Outro dia, enquanto estava na fila de um caixa eletrônico, observava um grupo de jovens que conversavam alto. Eles comentavam que tinham aprendido a dirigir entre os quinze, dezesseis anos com amigos, e seus pais consentiam, liberando os veículos para as “aulas” e para dirigirem nas praias, no veraneio; afinal de contas, "não devia chegar à auto-escola sem saber de nada!", dizia um jovem.

Este exemplo deve fazer-nos pensar seriamente sobre a “formação” do nosso futuro condutor. Se, por um lado, o fato de termos um amigo, um tio ou um pai nos ensinando facilita o processo de aprendizagem, por outro, pode ser bastante perigoso, uma vez que esses instrutores informais não são devidamente capacitados para auxiliar nas dificuldades dos aprendizes, nem sabem, muitas vezes, passar as instruções adequadamente. Desse modo, eles podem transmitir aos seus “alunos” uma série de vícios e valores pessoais incompatíveis com um convívio harmônico no trânsito, possibilitando a perpetuação de muitos erros e comportamentos inadequados que observamos nas ruas.

Alguns instrutores de auto-escolas reclamam, por exemplo, que muitos dos seus alunos chegam com vícios comportamentais variando entre aspectos considerados pouco graves, de fácil correção (como dirigir com o pé esquerdo em cima da embreagem, deixar o veículo em ponto morto nas ladeiras, não olhar para trás ao dar a ré no veículo) e outros considerados graves e bastante difíceis de serem modificados, devido a resistência à mudança (como andar em alta velocidade, andar na contra-mão de direção, estacionar em local proibido, entre outros). Segundo os instrutores, alguns alunos chegam a questioná-los, dizendo: “como estou errado, se aprendi assim com meu pai? Não vou fazer assim, como você disse!”. Situações como esta têm exigido bastante cautela por parte dos instrutores de auto-escolas mais responsáveis, requerendo, nesse sentido, um diálogo paciente sobre os porquês de sua orientação para a modificação da forma de pensar e agir do aluno.

Diversos fatores concorrem para a manutenção desta cultura de aprender a dirigir com pessoas que nos são próximas (instrutores informais). Analisar esta questão não é simples, mas um fator que merece atenção especial é a crença difundida em nossa sociedade de que “dirigir é um ato banal e que não é perigoso”.

Psicologicamente falando, crença quer dizer algo que pensamos ser o real, correto, verdadeiro e direciona muitas das nossas ações no dia-a-dia. É o que acontece com a crença compartilhada socialmente a qual me referi acima. De acordo com ela, "se considerarmos que dirigir é um ato simples e banal, certamente não haverá razões para tomarmos maiores precauções ou cuidados, uma vez que dirigir não é perigoso!". Desse modo, é possível compreender o porquê de muitos pais entregarem as chaves dos veículos aos seus filhos antes dos 18 anos.

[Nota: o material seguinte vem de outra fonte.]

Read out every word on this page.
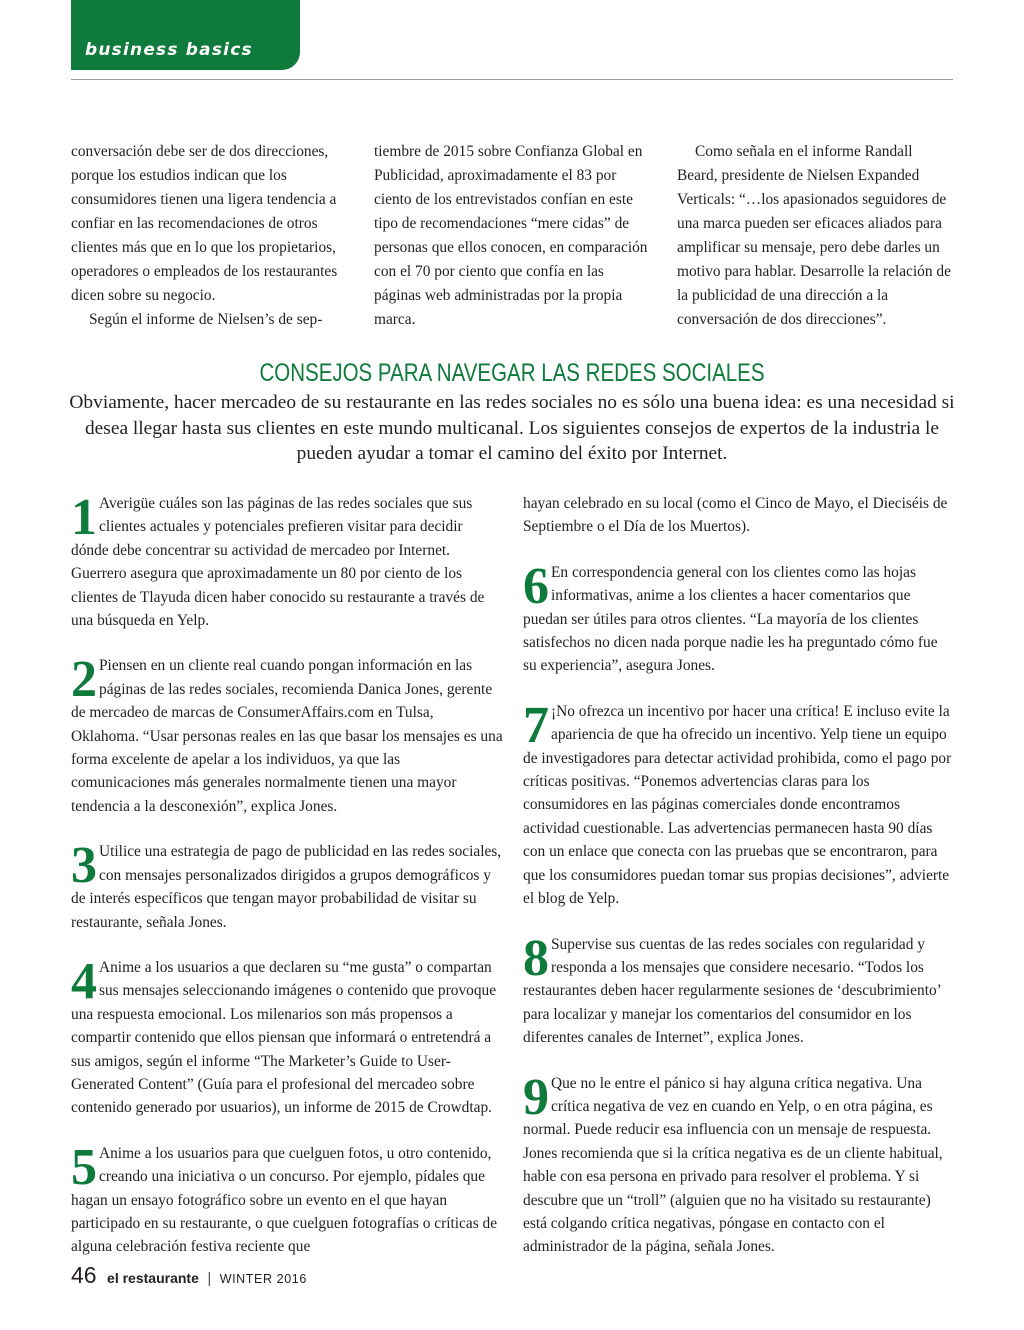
business basics

conversación debe ser de dos direcciones, porque los estudios indican que los consumidores tienen una ligera tendencia a confiar en las recomendaciones de otros clientes más que en lo que los propietarios, operadores o empleados de los restaurantes dicen sobre su negocio.

Según el informe de Nielsen’s de sep-

tiembre de 2015 sobre Confianza Global en Publicidad, aproximadamente el 83 por ciento de los entrevistados confían en este tipo de recomendaciones “mere cidas” de personas que ellos conocen, en comparación con el 70 por ciento que confía en las páginas web administradas por la propia marca.

Como señala en el informe Randall Beard, presidente de Nielsen Expanded Verticals: “…los apasionados seguidores de una marca pueden ser eficaces aliados para amplificar su mensaje, pero debe darles un motivo para hablar. Desarrolle la relación de la publicidad de una dirección a la conversación de dos direcciones”.

CONSEJOS PARA NAVEGAR LAS REDES SOCIALES
Obviamente, hacer mercadeo de su restaurante en las redes sociales no es sólo una buena idea: es una necesidad si desea llegar hasta sus clientes en este mundo multicanal. Los siguientes consejos de expertos de la industria le pueden ayudar a tomar el camino del éxito por Internet.
1 Averigüe cuáles son las páginas de las redes sociales que sus clientes actuales y potenciales prefieren visitar para decidir dónde debe concentrar su actividad de mercadeo por Internet. Guerrero asegura que aproximadamente un 80 por ciento de los clientes de Tlayuda dicen haber conocido su restaurante a través de una búsqueda en Yelp.
2 Piensen en un cliente real cuando pongan información en las páginas de las redes sociales, recomienda Danica Jones, gerente de mercadeo de marcas de ConsumerAffairs.com en Tulsa, Oklahoma. “Usar personas reales en las que basar los mensajes es una forma excelente de apelar a los individuos, ya que las comunicaciones más generales normalmente tienen una mayor tendencia a la desconexión”, explica Jones.
3 Utilice una estrategia de pago de publicidad en las redes sociales, con mensajes personalizados dirigidos a grupos demográficos y de interés específicos que tengan mayor probabilidad de visitar su restaurante, señala Jones.
4 Anime a los usuarios a que declaren su “me gusta” o compartan sus mensajes seleccionando imágenes o contenido que provoque una respuesta emocional. Los milenarios son más propensos a compartir contenido que ellos piensan que informará o entretendrá a sus amigos, según el informe “The Marketer’s Guide to User-Generated Content” (Guía para el profesional del mercadeo sobre contenido generado por usuarios), un informe de 2015 de Crowdtap.
5 Anime a los usuarios para que cuelguen fotos, u otro contenido, creando una iniciativa o un concurso. Por ejemplo, pídales que hagan un ensayo fotográfico sobre un evento en el que hayan participado en su restaurante, o que cuelguen fotografías o críticas de alguna celebración festiva reciente que
hayan celebrado en su local (como el Cinco de Mayo, el Dieciséis de Septiembre o el Día de los Muertos).
6 En correspondencia general con los clientes como las hojas informativas, anime a los clientes a hacer comentarios que puedan ser útiles para otros clientes. “La mayoría de los clientes satisfechos no dicen nada porque nadie les ha preguntado cómo fue su experiencia”, asegura Jones.
7 ¡No ofrezca un incentivo por hacer una crítica! E incluso evite la apariencia de que ha ofrecido un incentivo. Yelp tiene un equipo de investigadores para detectar actividad prohibida, como el pago por críticas positivas. “Ponemos advertencias claras para los consumidores en las páginas comerciales donde encontramos actividad cuestionable. Las advertencias permanecen hasta 90 días con un enlace que conecta con las pruebas que se encontraron, para que los consumidores puedan tomar sus propias decisiones”, advierte el blog de Yelp.
8 Supervise sus cuentas de las redes sociales con regularidad y responda a los mensajes que considere necesario. “Todos los restaurantes deben hacer regularmente sesiones de ‘descubrimiento’ para localizar y manejar los comentarios del consumidor en los diferentes canales de Internet”, explica Jones.
9 Que no le entre el pánico si hay alguna crítica negativa. Una crítica negativa de vez en cuando en Yelp, o en otra página, es normal. Puede reducir esa influencia con un mensaje de respuesta. Jones recomienda que si la crítica negativa es de un cliente habitual, hable con esa persona en privado para resolver el problema. Y si descubre que un “troll” (alguien que no ha visitado su restaurante) está colgando crítica negativas, póngase en contacto con el administrador de la página, señala Jones.
46 el restaurante | WINTER 2016
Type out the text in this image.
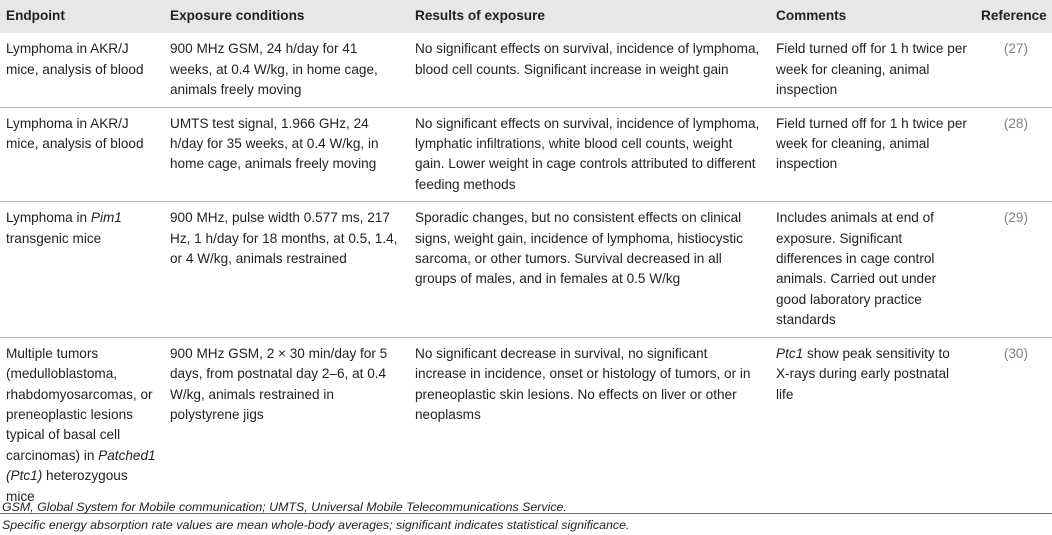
Endpoint	Exposure conditions	Results of exposure	Comments	Reference
Lymphoma in AKR/J mice, analysis of blood	900 MHz GSM, 24 h/day for 41 weeks, at 0.4 W/kg, in home cage, animals freely moving	No significant effects on survival, incidence of lymphoma, blood cell counts. Significant increase in weight gain	Field turned off for 1 h twice per week for cleaning, animal inspection	(27)
Lymphoma in AKR/J mice, analysis of blood	UMTS test signal, 1.966 GHz, 24 h/day for 35 weeks, at 0.4 W/kg, in home cage, animals freely moving	No significant effects on survival, incidence of lymphoma, lymphatic infiltrations, white blood cell counts, weight gain. Lower weight in cage controls attributed to different feeding methods	Field turned off for 1 h twice per week for cleaning, animal inspection	(28)
Lymphoma in Pim1 transgenic mice	900 MHz, pulse width 0.577 ms, 217 Hz, 1 h/day for 18 months, at 0.5, 1.4, or 4 W/kg, animals restrained	Sporadic changes, but no consistent effects on clinical signs, weight gain, incidence of lymphoma, histiocystic sarcoma, or other tumors. Survival decreased in all groups of males, and in females at 0.5 W/kg	Includes animals at end of exposure. Significant differences in cage control animals. Carried out under good laboratory practice standards	(29)
Multiple tumors (medulloblastoma, rhabdomyosarcomas, or preneoplastic lesions typical of basal cell carcinomas) in Patched1 (Ptc1) heterozygous mice	900 MHz GSM, 2 × 30 min/day for 5 days, from postnatal day 2–6, at 0.4 W/kg, animals restrained in polystyrene jigs	No significant decrease in survival, no significant increase in incidence, onset or histology of tumors, or in preneoplastic skin lesions. No effects on liver or other neoplasms	Ptc1 show peak sensitivity to X-rays during early postnatal life	(30)
GSM, Global System for Mobile communication; UMTS, Universal Mobile Telecommunications Service.
Specific energy absorption rate values are mean whole-body averages; significant indicates statistical significance.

Todavia, é oportuno reconhecer que dirigir não é uma atividade tão simples quanto se imagina; isto porque, conduzir seguramente depende do desenvolvimento de algumas competências psicológicas e comportamentais importantes a fim de que o novo condutor possa: tomar e processar corretamente as informações, julgar e decidir rapidamente o procedimento mais adequado para o momento, responder prontamente conforme sua decisão e obter o feedback (retorno) de suas próprias ações no trânsito para a necessária correção ou adaptação; enfim, uma série de processos que não nos damos conta que estão ocorrendo quando estamos dirigindo...

Caro leitor, possivelmente, algum dia, você poderá ser convocado a ser um instrutor informal, e assim, não pense que ensinar alguém a dirigir será um tarefa fácil! Quando lhe chamarem para dar “aquelas aulinhas para o seu irmão mais novo não chegar à auto-escola sem saber de nada”, recorde dos perigos potenciais da instrução informal e da necessidade de se desenvolver as competências dos alunos. Haja, então, com responsabilidade, colocando sua decisão na balança do bom senso, porque, afinal, também depende de você zelar por uma circulação cada vez mais livre de perigos.